Desta vez dormimos mesmo; jantámos meio à pressa para irmos pôr os olhos na televisão e até dissemos à empregada do restaurante que eu ia ganhar o Milionário nessa noite. Ela deve ter achado que éramos uns mentirosos porque continuou sem dar nada. Assim sendo, voltámos à batota!
Retemperados e depois duma descida das escadas do santuário, parámos na Batalha onde fomos ver o Centro de Interpretação da Batalha de Aljubarrota. Não andámos à espadeirada mas o meu sobrinho deu um pontapé numa pedra e partiu uma unha. Isto vale alguma coisa em prol da defesa da nação? Em prol da boa disposição vale com certeza e o resto são cantigas.
A minha aparição no Milionário acabou por ser num dia em que cada um estava nas suas casas; fiquei espantada com a quantidade de pessoas minhas conhecidas que estavam a ver e agradeço as mensagens e os telefonemas que se sucederam nessa noite embora eu suspeite que a pergunta que todos queriam fazer e ninguém fez, era quem era eu, uma vez que, como estava de preto e bem redonda, me confundia com o Malato. A televisão é tramada…

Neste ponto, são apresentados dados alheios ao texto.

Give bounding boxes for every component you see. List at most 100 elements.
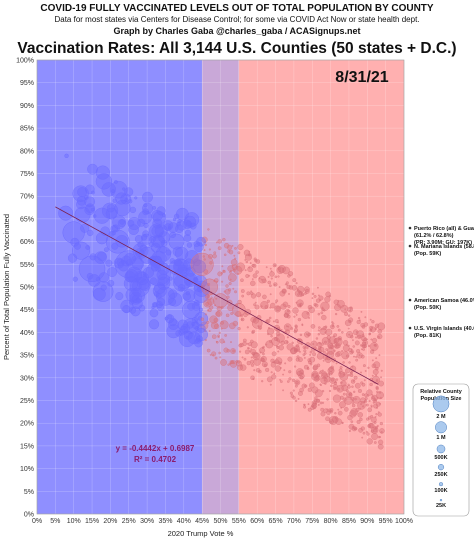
county-point <box>259 351 262 354</box>
x-tick-label: 85% <box>342 518 356 525</box>
county-point <box>318 295 324 301</box>
county-point <box>235 311 242 318</box>
annotation-text: N. Mariana Islands (58.8%) <box>414 244 474 250</box>
county-point <box>278 344 284 351</box>
county-point <box>321 401 325 404</box>
county-point <box>212 354 215 357</box>
county-point <box>270 358 275 363</box>
county-point <box>299 350 301 353</box>
county-point <box>220 359 227 366</box>
county-point <box>161 213 166 217</box>
county-point <box>101 182 116 197</box>
county-point <box>142 203 154 215</box>
county-point <box>249 262 252 265</box>
county-point <box>317 286 319 289</box>
legend-size-circle <box>439 498 443 502</box>
x-axis-ticks: 0% 5% 10% 15% 20% 25% 30% 35% 40% 45% 50% 55% 60% 65%… <box>32 518 413 525</box>
county-point <box>200 317 205 322</box>
county-point <box>347 327 350 330</box>
county-point <box>303 357 306 359</box>
county-point <box>311 297 314 300</box>
county-point <box>307 403 310 406</box>
y-tick-label: 15% <box>20 443 34 450</box>
county-point <box>280 380 283 383</box>
county-point <box>260 357 265 363</box>
legend-size-circle <box>436 444 446 454</box>
county-point <box>269 267 272 270</box>
county-point <box>255 352 258 354</box>
county-point <box>363 337 368 341</box>
county-point <box>107 267 118 277</box>
county-point <box>156 206 166 216</box>
county-point <box>206 295 210 299</box>
x-tick-label: 60% <box>250 518 264 525</box>
county-point <box>291 285 298 291</box>
county-point <box>292 307 299 314</box>
x-tick-label: 20% <box>103 518 117 525</box>
county-point <box>283 323 292 332</box>
county-point <box>202 284 205 288</box>
county-point <box>237 273 239 275</box>
county-point <box>322 350 326 354</box>
county-point <box>97 251 107 262</box>
county-point <box>231 264 238 271</box>
county-point <box>309 350 313 354</box>
county-point <box>354 426 358 431</box>
county-point <box>362 405 365 408</box>
county-point <box>364 393 368 398</box>
county-point <box>361 436 364 439</box>
county-point <box>174 258 182 267</box>
county-point <box>354 397 357 401</box>
county-point <box>299 369 304 374</box>
county-point <box>377 411 380 414</box>
county-point <box>345 389 349 393</box>
county-point <box>165 314 175 324</box>
annotation-text: (61.2% / 62.8%) <box>414 233 454 239</box>
county-point <box>294 365 297 368</box>
county-point <box>243 249 251 256</box>
county-point <box>344 308 347 311</box>
county-point <box>380 431 383 434</box>
county-point <box>309 356 316 363</box>
county-point <box>182 289 196 302</box>
county-point <box>294 325 298 329</box>
band-1 <box>202 60 239 514</box>
county-point <box>143 203 148 208</box>
county-point <box>335 418 342 425</box>
county-point <box>121 255 132 267</box>
county-point <box>182 300 201 319</box>
county-point <box>203 299 212 308</box>
annotation-text: U.S. Virgin Islands (40.6%) <box>414 326 474 332</box>
county-point <box>230 312 234 315</box>
county-point <box>213 293 228 308</box>
county-point <box>318 371 322 375</box>
county-point <box>288 271 294 277</box>
county-point <box>373 421 377 424</box>
county-point <box>286 380 290 383</box>
county-point <box>206 320 210 324</box>
county-point <box>193 258 201 267</box>
county-point <box>304 346 307 349</box>
county-point <box>333 386 337 391</box>
y-tick-label: 60% <box>20 239 34 246</box>
county-point <box>255 292 262 298</box>
county-point <box>372 337 377 343</box>
county-point <box>253 257 257 261</box>
county-point <box>218 331 221 334</box>
county-point <box>299 387 304 393</box>
county-point <box>215 241 218 244</box>
county-point <box>377 412 382 417</box>
county-point <box>194 328 208 342</box>
county-point <box>128 224 139 235</box>
county-point <box>289 391 293 395</box>
x-tick-label: 80% <box>324 518 338 525</box>
county-point <box>355 336 358 339</box>
county-point <box>58 205 74 221</box>
county-point <box>293 327 299 333</box>
county-point <box>357 388 362 393</box>
county-point <box>318 294 320 297</box>
county-point <box>362 431 366 435</box>
county-point <box>183 234 192 243</box>
county-point <box>341 421 344 424</box>
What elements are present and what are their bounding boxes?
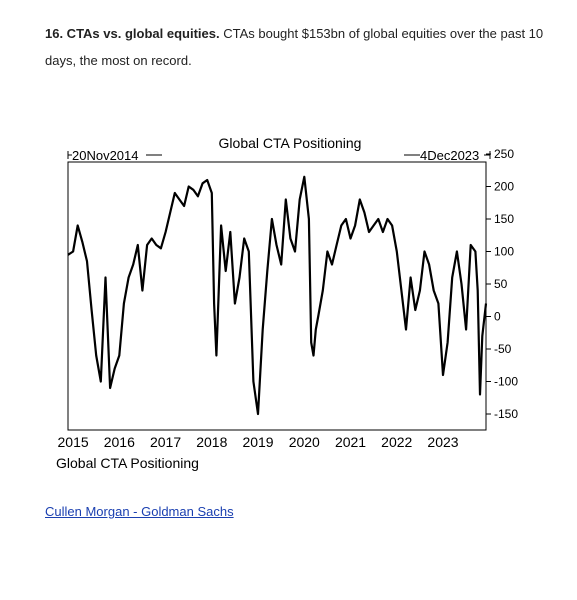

Na manhã seguinte o dono do café por baixo da minha casa deu-me os parabéns mas com ar de acusação. Não percebi. Ele esclareceu que se eu fosse uma vizinha mais atenta teria sabido a resposta final e ganho cinco mil euros. Abri os olhos perguntando silenciosamente o que tinham os meus hábitos solitários de vizinhança a ver com os meus conhecimentos sobre quem ganhou o prémio fotográfico XPTO. Foi assim que fiquei a saber que o vencedor do dito prémio é… meu vizinho. Quando o mocinho ganhou o dito foi uma algazarra na rua mas eu devia estar ausente. Em Marte. Ou teria sido em Saturno?